Gary Bernhardt named the pattern "functional core, imperative shell" in a 2012 talk, but the underlying idea predates the name by decades and shows up under different labels: "hexagonal architecture", "ports and adapters", "pure-impure separation". I use Bernhardt's name because it is the shortest and the most descriptive, and because the two-layer split is the actually-load-bearing property regardless of which architecture book you read it from.

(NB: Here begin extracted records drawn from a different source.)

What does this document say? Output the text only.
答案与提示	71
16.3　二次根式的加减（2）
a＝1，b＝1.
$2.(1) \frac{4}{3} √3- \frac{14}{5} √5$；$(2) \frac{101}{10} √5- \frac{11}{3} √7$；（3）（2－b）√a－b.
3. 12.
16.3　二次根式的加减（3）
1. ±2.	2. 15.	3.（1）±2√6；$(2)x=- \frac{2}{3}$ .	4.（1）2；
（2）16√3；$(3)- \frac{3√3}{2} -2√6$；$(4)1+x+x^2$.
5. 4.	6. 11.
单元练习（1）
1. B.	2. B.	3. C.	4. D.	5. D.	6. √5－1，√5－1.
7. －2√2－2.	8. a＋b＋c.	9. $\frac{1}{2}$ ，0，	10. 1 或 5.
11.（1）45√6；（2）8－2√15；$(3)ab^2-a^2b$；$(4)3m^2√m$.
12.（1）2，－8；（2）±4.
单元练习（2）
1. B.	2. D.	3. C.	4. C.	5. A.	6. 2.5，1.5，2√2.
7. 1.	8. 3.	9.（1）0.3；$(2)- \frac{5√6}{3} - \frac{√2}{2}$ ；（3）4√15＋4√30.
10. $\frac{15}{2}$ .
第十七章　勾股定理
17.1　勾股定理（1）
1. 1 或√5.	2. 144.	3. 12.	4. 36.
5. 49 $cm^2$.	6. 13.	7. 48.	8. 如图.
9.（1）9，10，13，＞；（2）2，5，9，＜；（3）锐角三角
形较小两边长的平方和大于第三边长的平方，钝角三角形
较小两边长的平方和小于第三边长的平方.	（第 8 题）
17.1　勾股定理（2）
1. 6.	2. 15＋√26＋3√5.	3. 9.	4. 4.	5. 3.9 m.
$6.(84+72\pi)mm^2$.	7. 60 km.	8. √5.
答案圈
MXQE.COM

My stance: this is the most consistently helpful architectural rule I know for application-level code. It is more useful than every other "layered architecture" I have tried, including DDD's tactical patterns, because it operationalizes a single decision ("is this code pure or not") instead of asking you to pick from six concentric circles. Adopting it has made the test suites I work in three to five times faster and significantly more reliable. I will explain what the rule says, what each layer's responsibilities are, where it breaks down, and the trade-off I am still negotiating with my own teams about.
The rule, in one paragraph
Write your decisions as pure functions. Write your side effects as a thin wrapper around those decisions. The pure layer (the "functional core") takes inputs, returns a result, and never reads from a database, sends an email, hits an HTTP API, or calls Date.now(). The wrapping layer (the "imperative shell") does all the I/O: it reads what the pure layer needs, calls the pure layer, and writes the result. A function in the imperative shell calls into the functional core; a function in the functional core never calls back into the shell.
That is it. The whole pattern. The reason it is hard to apply is not that the rule is complicated; it is that codebases naturally drift toward mixing the two, and you have to actively keep them apart.
A worked example
Here is a piece of business logic that mixes the two layers. It comes from a billing service I have seen in two different codebases.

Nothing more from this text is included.